Furthermore, since `optional<T>` itself is merely a `T` wrapper (modeling a `T`
supertype), any attempt to define such operations upon uninitialized optionals
will be totally artificial w.r.t. `T`.

This library chooses an interface which follows from `T`'s interface only for
those operations which are well defined (w.r.t the type `T`) even if any of the
operands are uninitialized. These operations include: construction,
copy-construction, assignment, swap and relational operations.

For the value access operations, which are undefined (w.r.t the type `T`) when
the operand is uninitialized, a different interface is chosen (which will be
explained next).

Also, the presence of the possibly uninitialized state requires additional
operations not provided by `T` itself which are supported by a special interface.

[heading Lexically-hinted Value Access in the presence of possibly
uninitialized optional objects: The operators * and ->]

A relevant feature of a pointer is that it can have a [*null pointer value].
This is a ['special] value which is used to indicate that the pointer is not
referring to any object at all. In other words, null pointer values convey
the notion of nonexistent objects.

This meaning of the null pointer value allowed pointers to became a ['de
facto] standard for handling optional objects because all you have to do
to refer to a value which you don't really have is to use a null pointer
value of the appropriate type. Pointers have been used for decades—from
the days of C APIs to modern C++ libraries—to ['refer] to optional (that is,
possibly nonexistent) objects; particularly as optional arguments to a
function, but also quite often as optional data members.

The possible presence of a null pointer value makes the operations that
access the pointee's value possibly undefined, therefore, expressions which
use dereference and access operators, such as: `( *p = 2 )` and `( p->foo() )`,
implicitly convey the notion of optionality, and this information is tied to
the ['syntax] of the expressions. That is, the presence of operators `*` and `->`
tell by themselves —without any additional context— that the expression will
be undefined unless the implied pointee actually exist.

Such a ['de facto] idiom for referring to optional objects can be formalized
in the form of a concept: the __OPTIONAL_POINTEE__ concept.
This concept captures the syntactic usage of operators `*`, `->` and
contextual conversion to `bool` to convey the notion of optionality.
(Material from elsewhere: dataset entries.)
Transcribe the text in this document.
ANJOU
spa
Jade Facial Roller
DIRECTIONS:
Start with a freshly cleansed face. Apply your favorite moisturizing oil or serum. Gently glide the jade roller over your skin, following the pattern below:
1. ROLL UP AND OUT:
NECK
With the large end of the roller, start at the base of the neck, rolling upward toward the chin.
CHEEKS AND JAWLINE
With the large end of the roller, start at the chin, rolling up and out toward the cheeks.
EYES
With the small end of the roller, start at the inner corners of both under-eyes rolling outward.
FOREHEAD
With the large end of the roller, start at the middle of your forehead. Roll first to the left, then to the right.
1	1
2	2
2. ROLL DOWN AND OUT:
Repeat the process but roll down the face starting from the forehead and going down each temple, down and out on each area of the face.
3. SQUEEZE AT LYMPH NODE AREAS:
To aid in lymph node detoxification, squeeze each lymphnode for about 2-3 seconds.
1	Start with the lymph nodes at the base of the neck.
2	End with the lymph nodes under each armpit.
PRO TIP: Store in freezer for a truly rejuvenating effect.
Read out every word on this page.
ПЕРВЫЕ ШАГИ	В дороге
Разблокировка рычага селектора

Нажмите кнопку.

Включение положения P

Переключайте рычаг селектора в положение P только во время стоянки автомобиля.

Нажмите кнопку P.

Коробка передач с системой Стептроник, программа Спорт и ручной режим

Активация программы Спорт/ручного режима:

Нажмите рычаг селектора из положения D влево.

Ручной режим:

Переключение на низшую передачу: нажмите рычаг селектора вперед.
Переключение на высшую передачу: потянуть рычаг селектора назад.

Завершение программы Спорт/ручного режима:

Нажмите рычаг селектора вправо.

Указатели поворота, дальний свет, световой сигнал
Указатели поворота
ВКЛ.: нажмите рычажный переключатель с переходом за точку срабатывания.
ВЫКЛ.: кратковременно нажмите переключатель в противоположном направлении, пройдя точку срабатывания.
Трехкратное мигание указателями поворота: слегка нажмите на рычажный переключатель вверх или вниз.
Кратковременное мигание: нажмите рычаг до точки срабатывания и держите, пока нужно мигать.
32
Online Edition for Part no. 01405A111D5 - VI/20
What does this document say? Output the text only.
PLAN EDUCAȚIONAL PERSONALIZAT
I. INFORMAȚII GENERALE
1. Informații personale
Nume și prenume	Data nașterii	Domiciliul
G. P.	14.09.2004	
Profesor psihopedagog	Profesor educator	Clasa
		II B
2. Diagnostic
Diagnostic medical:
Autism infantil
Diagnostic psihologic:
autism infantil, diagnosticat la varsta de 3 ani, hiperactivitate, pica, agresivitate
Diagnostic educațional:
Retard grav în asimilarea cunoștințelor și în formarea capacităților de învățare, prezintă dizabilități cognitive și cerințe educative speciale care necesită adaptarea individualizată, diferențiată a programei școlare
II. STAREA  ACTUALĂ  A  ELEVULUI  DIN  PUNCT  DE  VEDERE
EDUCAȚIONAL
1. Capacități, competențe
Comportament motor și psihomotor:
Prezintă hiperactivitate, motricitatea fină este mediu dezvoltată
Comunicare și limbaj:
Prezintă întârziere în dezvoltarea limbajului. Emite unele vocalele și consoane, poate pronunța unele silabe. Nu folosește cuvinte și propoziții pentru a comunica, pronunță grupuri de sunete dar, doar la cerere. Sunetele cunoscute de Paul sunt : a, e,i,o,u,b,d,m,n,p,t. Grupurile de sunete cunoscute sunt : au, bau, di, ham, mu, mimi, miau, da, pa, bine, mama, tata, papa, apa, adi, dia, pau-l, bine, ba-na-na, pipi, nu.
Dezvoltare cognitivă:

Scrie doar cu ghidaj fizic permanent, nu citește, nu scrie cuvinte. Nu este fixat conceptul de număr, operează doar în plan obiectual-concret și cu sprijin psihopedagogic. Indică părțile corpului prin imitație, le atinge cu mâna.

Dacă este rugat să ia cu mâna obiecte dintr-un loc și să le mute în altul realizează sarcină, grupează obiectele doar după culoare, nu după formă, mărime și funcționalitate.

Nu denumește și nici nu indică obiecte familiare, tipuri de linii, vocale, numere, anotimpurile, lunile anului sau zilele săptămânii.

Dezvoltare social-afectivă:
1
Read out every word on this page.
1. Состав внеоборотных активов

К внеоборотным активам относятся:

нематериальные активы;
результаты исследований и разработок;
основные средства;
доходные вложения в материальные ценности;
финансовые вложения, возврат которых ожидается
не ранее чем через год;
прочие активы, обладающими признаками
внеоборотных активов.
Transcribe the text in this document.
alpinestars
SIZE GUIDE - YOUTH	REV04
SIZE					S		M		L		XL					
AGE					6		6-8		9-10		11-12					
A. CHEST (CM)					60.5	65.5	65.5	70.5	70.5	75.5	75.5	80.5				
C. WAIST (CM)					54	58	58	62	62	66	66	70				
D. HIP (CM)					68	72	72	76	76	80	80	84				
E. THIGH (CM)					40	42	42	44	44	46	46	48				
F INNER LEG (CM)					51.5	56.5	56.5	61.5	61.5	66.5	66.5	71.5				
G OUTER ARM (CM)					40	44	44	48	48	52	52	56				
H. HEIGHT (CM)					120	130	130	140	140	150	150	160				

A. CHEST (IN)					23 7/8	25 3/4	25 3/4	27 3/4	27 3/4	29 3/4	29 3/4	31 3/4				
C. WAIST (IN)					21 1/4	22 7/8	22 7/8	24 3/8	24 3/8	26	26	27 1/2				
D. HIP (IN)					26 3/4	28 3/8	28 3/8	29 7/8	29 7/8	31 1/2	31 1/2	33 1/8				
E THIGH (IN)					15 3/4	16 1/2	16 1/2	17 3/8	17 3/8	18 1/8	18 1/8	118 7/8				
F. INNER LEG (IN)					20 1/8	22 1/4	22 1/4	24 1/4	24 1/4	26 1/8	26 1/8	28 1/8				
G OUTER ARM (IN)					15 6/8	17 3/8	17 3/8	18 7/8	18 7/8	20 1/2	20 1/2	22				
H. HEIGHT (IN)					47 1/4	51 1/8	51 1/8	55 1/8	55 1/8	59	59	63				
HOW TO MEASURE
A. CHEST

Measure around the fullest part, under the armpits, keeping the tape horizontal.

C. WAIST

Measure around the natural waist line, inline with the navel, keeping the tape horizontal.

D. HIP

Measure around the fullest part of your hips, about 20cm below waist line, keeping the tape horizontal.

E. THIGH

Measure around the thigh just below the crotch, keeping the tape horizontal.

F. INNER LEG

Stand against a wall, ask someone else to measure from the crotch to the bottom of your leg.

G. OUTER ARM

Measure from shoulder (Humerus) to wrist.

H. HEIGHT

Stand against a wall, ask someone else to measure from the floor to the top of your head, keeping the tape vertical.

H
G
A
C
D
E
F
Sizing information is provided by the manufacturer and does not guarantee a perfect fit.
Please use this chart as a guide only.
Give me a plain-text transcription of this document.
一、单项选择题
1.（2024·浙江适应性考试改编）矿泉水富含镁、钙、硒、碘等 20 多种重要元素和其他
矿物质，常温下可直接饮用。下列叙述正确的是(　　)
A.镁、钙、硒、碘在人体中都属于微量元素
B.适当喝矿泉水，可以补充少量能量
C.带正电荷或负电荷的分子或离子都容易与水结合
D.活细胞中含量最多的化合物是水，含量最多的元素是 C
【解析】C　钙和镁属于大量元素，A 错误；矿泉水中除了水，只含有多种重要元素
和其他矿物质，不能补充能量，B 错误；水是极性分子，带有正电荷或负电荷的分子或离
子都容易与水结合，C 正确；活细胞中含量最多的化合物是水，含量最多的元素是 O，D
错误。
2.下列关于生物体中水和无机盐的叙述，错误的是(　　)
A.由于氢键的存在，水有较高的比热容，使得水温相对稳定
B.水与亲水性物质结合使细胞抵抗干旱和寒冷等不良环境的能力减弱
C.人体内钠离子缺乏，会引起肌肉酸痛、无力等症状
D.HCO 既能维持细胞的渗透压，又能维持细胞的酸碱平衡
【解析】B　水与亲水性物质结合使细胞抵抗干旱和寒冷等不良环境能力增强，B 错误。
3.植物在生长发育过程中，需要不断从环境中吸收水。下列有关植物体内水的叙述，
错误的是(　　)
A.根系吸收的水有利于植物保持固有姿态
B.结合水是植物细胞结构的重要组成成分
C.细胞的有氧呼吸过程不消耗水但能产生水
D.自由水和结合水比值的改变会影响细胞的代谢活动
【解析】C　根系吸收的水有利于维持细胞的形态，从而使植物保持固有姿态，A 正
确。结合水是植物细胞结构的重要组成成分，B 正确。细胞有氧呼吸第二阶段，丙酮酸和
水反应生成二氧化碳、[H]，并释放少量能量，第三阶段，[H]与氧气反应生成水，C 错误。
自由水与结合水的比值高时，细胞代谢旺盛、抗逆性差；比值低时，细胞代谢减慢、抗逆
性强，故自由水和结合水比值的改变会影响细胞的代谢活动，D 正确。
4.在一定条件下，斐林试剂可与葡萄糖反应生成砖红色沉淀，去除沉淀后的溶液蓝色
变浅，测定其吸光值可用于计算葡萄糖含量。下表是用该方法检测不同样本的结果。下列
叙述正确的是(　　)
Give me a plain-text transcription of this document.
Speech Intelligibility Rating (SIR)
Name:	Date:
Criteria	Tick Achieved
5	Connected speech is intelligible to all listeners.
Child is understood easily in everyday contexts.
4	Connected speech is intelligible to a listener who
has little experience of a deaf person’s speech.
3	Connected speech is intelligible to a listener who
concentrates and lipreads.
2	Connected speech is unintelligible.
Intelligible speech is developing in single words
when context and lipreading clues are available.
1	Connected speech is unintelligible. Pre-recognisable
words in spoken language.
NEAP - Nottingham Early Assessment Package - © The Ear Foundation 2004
However, pointers are good to [_refer] to optional objects, but not particularly
good to handle the optional objects in all other respects, such as initializing
or moving/copying them. The problem resides in the shallow-copy of pointer
semantics: if you need to effectively move or copy the object, pointers alone
are not enough. The problem is that copies of pointers do not imply copies of
pointees. For example, as was discussed in the motivation, pointers alone
cannot be used to return optional objects from a function because the object
must move outside from the function and into the caller's context.

A solution to the shallow-copy problem that is often used is to resort to
dynamic allocation and use a smart pointer to automatically handle the details
of this. For example, if a function is to optionally return an object `X`, it can
use `shared_ptr<X>` as the return value. However, this requires dynamic allocation
of `X`. If `X` is a built-in or small POD, this technique is very poor in terms of
required resources. Optional objects are essentially values so it is very
convenient to be able to use automatic storage and deep-copy semantics to
manipulate optional values just as we do with ordinary values. Pointers do
not have this semantics, so are inappropriate for the initialization and
transport of optional values, yet are quite convenient for handling the access
to the possible undefined value because of the idiomatic aid present in the
__OPTIONAL_POINTEE__ concept incarnated by pointers.


[heading Optional<T> as a model of OptionalPointee]

For value access operations `optional<>` uses operators `*` and `->` to
lexically warn about the possibly uninitialized state appealing to the
familiar pointer semantics w.r.t. to null pointers.

[caution
However, it is particularly important to note that `optional<>` objects
are not pointers. [_`optional<>` is not, and does not model, a pointer].
]

For instance, `optional<>` does not have shallow-copy so does not alias:
two different optionals never refer to the ['same] value unless `T` itself is
a reference (but may have ['equivalent] values).
The difference between an `optional<T>` and a pointer must be kept in mind,
particularly because the semantics of relational operators are different:
since `optional<T>` is a value-wrapper, relational operators are deep: they
compare optional values; but relational operators for pointers are shallow:
they do not compare pointee values.
As a result, you might be able to replace `optional<T>` by `T*` on some
situations but not always. Specifically, on generic code written for both,
you cannot use relational operators directly, and must use the template
functions __FUNCTION_EQUAL_POINTEES__ and __FUNCTION_LESS_POINTEES__ instead.

[endsect]

[endsect]